The days of silos are well and truly over
A view from Sue Unerman

The days of silos are well and truly over

Division rarely makes any work better.

Together we can do so much.

Agencies and marketers need to be more careful than ever to get rid of silos in campaign development. Things go wrong when there are silos.

Here’s two reasons why.

First of all, silos mean that the right people aren’t always in the decision-making room at the right time.

In her assessment of the recent Centrica review, group chief marketing officer Margaret Jobling astutely said that the era of "channels and everybody operating in splendid isolation is well gone". She pointed out that "It is no longer clear where, for example, media and content creation start and stop".

Often, what happens as a matter of course is that media and creative might be briefed together, but then creative tissue sessions may go ahead without media people present (but they shouldn't). Media strategy and execution meetings may exclude the creatives (and they shouldn't). We shouldn’t be separating the medium and the message in this way, because the medium is the message and so this common practice is not only anachronistic, it is damaging. 

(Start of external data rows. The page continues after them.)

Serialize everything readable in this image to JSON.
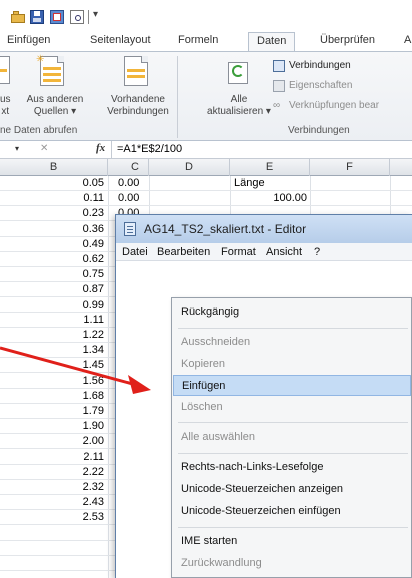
{
  "qat": {
    "icons": [
      "open-folder-icon",
      "save-icon",
      "export-pdf-icon",
      "print-preview-icon"
    ],
    "more": "|▾"
  },
  "tabs": [
    "Einfügen",
    "Seitenlayout",
    "Formeln",
    "Daten",
    "Überprüfen",
    "A"
  ],
  "active_tab": "Daten",
  "ribbon": {
    "from_access_left": [
      "us",
      "xt"
    ],
    "other_sources": [
      "Aus anderen",
      "Quellen ▾"
    ],
    "existing_connections": [
      "Vorhandene",
      "Verbindungen"
    ],
    "refresh_all": [
      "Alle",
      "aktualisieren ▾"
    ],
    "connections": "Verbindungen",
    "properties": "Eigenschaften",
    "edit_links": "Verknüpfungen bear",
    "group_external": "ne Daten abrufen",
    "group_connections": "Verbindungen"
  },
  "formula_bar": {
    "namebox_arrow": "▾",
    "cancel": "✕",
    "fx": "fx",
    "formula": "=A1*E$2/100"
  },
  "columns": [
    "B",
    "C",
    "D",
    "E",
    "F"
  ],
  "cells": {
    "b_values": [
      "0.05",
      "0.11",
      "0.23",
      "0.36",
      "0.49",
      "0.62",
      "0.75",
      "0.87",
      "0.99",
      "1.11",
      "1.22",
      "1.34",
      "1.45",
      "1.56",
      "1.68",
      "1.79",
      "1.90",
      "2.00",
      "2.11",
      "2.22",
      "2.32",
      "2.43",
      "2.53"
    ],
    "c_values": [
      "0.00",
      "0.00",
      "0.00"
    ],
    "e1": "Länge",
    "e2": "100.00"
  },
  "notepad": {
    "title": "AG14_TS2_skaliert.txt - Editor",
    "menu": [
      "Datei",
      "Bearbeiten",
      "Format",
      "Ansicht",
      "?"
    ]
  },
  "context_menu": {
    "undo": "Rückgängig",
    "cut": "Ausschneiden",
    "copy": "Kopieren",
    "paste": "Einfügen",
    "delete": "Löschen",
    "select_all": "Alle auswählen",
    "rtl": "Rechts-nach-Links-Lesefolge",
    "show_unicode": "Unicode-Steuerzeichen anzeigen",
    "insert_unicode": "Unicode-Steuerzeichen einfügen",
    "ime_open": "IME starten",
    "reconversion": "Zurückwandlung"
  },
  "colors": {
    "arrow": "#e0201a",
    "highlight": "#c5dcf5"
  }
}
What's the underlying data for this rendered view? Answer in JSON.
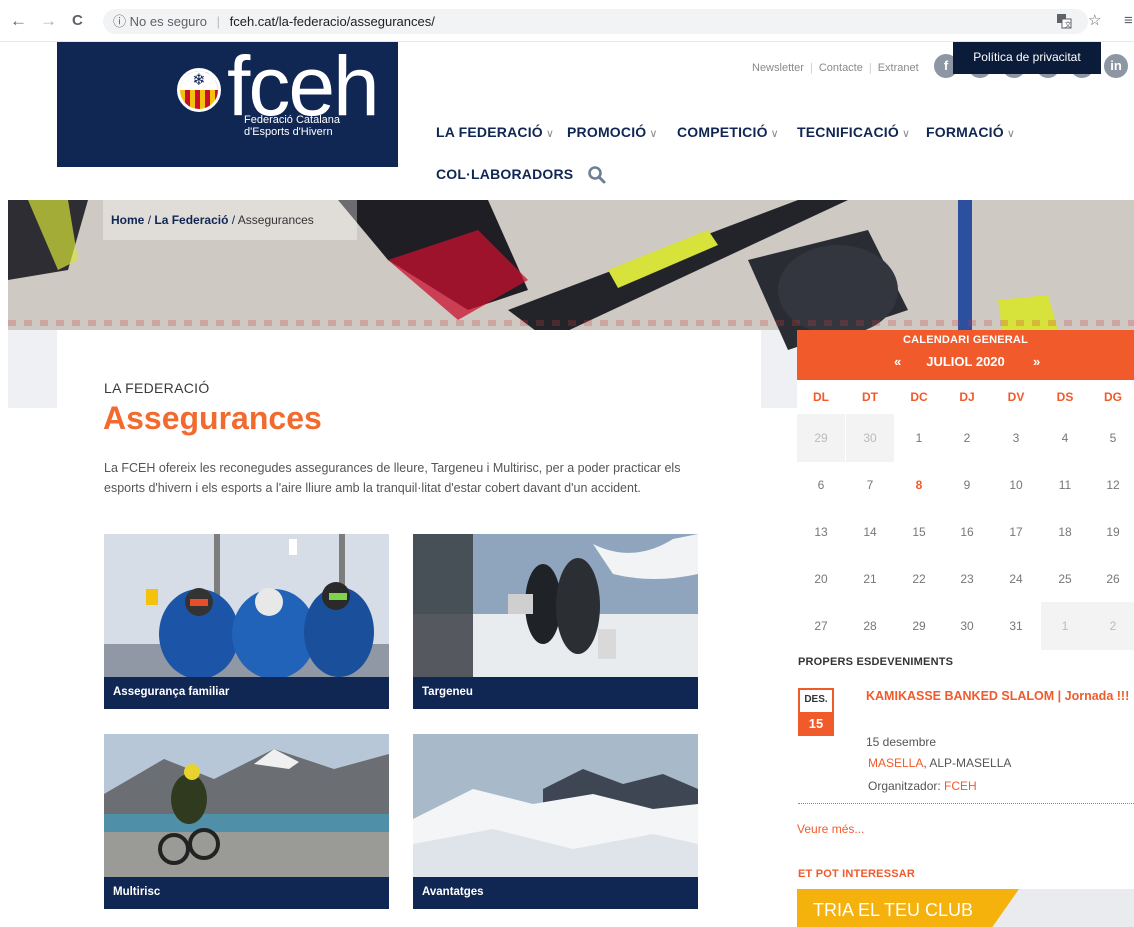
{
  "browser": {
    "back_glyph": "←",
    "forward_glyph": "→",
    "reload_glyph": "C",
    "security_label": "No es seguro",
    "url": "fceh.cat/la-federacio/assegurances/"
  },
  "header": {
    "logo_text": "fceh",
    "logo_sub_1": "Federació Catalana",
    "logo_sub_2": "d'Esports d'Hivern",
    "top_links": [
      "Newsletter",
      "Contacte",
      "Extranet"
    ],
    "privacy_tooltip": "Política de privacitat",
    "social_icons": [
      "facebook-icon",
      "twitter-icon",
      "instagram-icon",
      "youtube-icon",
      "flickr-icon",
      "linkedin-icon"
    ],
    "nav": [
      {
        "label": "LA FEDERACIÓ"
      },
      {
        "label": "PROMOCIÓ"
      },
      {
        "label": "COMPETICIÓ"
      },
      {
        "label": "TECNIFICACIÓ"
      },
      {
        "label": "FORMACIÓ"
      },
      {
        "label": "COL·LABORADORS"
      }
    ],
    "linkedin_glyph": "in"
  },
  "breadcrumb": {
    "home": "Home",
    "sep": "/",
    "parent": "La Federació",
    "current": "Assegurances"
  },
  "main": {
    "section_label": "LA FEDERACIÓ",
    "title": "Assegurances",
    "intro": "La FCEH ofereix les reconegudes assegurances de lleure, Targeneu i Multirisc, per a poder practicar els esports d'hivern i els esports a l'aire lliure amb la tranquil·litat d'estar cobert davant d'un accident.",
    "cards": [
      {
        "label": "Assegurança familiar"
      },
      {
        "label": "Targeneu"
      },
      {
        "label": "Multirisc"
      },
      {
        "label": "Avantatges"
      }
    ]
  },
  "calendar": {
    "title": "CALENDARI GENERAL",
    "month": "JULIOL 2020",
    "prev": "«",
    "next": "»",
    "day_names": [
      "DL",
      "DT",
      "DC",
      "DJ",
      "DV",
      "DS",
      "DG"
    ],
    "weeks": [
      [
        "29",
        "30",
        "1",
        "2",
        "3",
        "4",
        "5"
      ],
      [
        "6",
        "7",
        "8",
        "9",
        "10",
        "11",
        "12"
      ],
      [
        "13",
        "14",
        "15",
        "16",
        "17",
        "18",
        "19"
      ],
      [
        "20",
        "21",
        "22",
        "23",
        "24",
        "25",
        "26"
      ],
      [
        "27",
        "28",
        "29",
        "30",
        "31",
        "1",
        "2"
      ]
    ]
  },
  "events": {
    "title": "PROPERS ESDEVENIMENTS",
    "item": {
      "month": "DES.",
      "day": "15",
      "name": "KAMIKASSE BANKED SLALOM | Jornada !!!",
      "date": "15 desembre",
      "place": "MASELLA",
      "place_rest": ", ALP-MASELLA",
      "organizer_label": "Organitzador:",
      "organizer": "FCEH"
    },
    "see_more": "Veure més..."
  },
  "interest": {
    "title": "ET POT INTERESSAR",
    "banner": "TRIA EL TEU CLUB"
  },
  "colors": {
    "navy": "#102653",
    "orange": "#f15a2b",
    "yellow": "#f5b10c"
  }
}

At planning and development stages of creation of work, there is no such thing any more as a creative meeting that the media experts shouldn’t go to. There is no such thing any more as a media meeting that doesn’t need creative input.

The damaging result of this siloed behaviour is that too much time is spent fighting fires.

The job of many senior managers too often revolves around making sure that a situation that has begun to go off course is retrieved and sorted out. Those fires that start because the media people and creative people are not close enough during the ad campaign’s development process are so easily avoidable.

The more the senior people of any organisation spend time fighting fires (and some time is surely inevitable), the less good work is done. It slows you down and that’s not a good idea in an industry that’s changing and transforming as fast as this one.

The second problem is that when you work in silos, you end up encouraging anachronistic thinking that harms the work. Our industry is awash with heritage practices and one of the most debilitating is the way in which agencies have been built on the basis of competing with each other, even when they are not in competition.

Division rarely makes any work better. Tribal divisions are detrimental, with one tribe regarding other disciplines as "other". Sometimes, this leads to fear and disrespect. For the future of great work, we must fight against this demarcation and make everyone part of the team and every type of thinking belong. 

This means not sticking to your role. If the media practitioner is confined to engineering the pipes through which the creative flows, then that’s not good enough (and vice versa). Stick your nose, and your opinion, in every aspect of the work. Diversity isn't just an issue of appearance, race, religion or heritage. It is also about different types of thinking and professional background.

Collaboration is much talked about – and it's easier to talk about than to deliver. Working together takes effort, but that effort is more than worthwhile and is indeed essential in light of the complexity of today’s communications environment.  

In my experience, great work – the work that grows brands – comes from teams that work together without silos.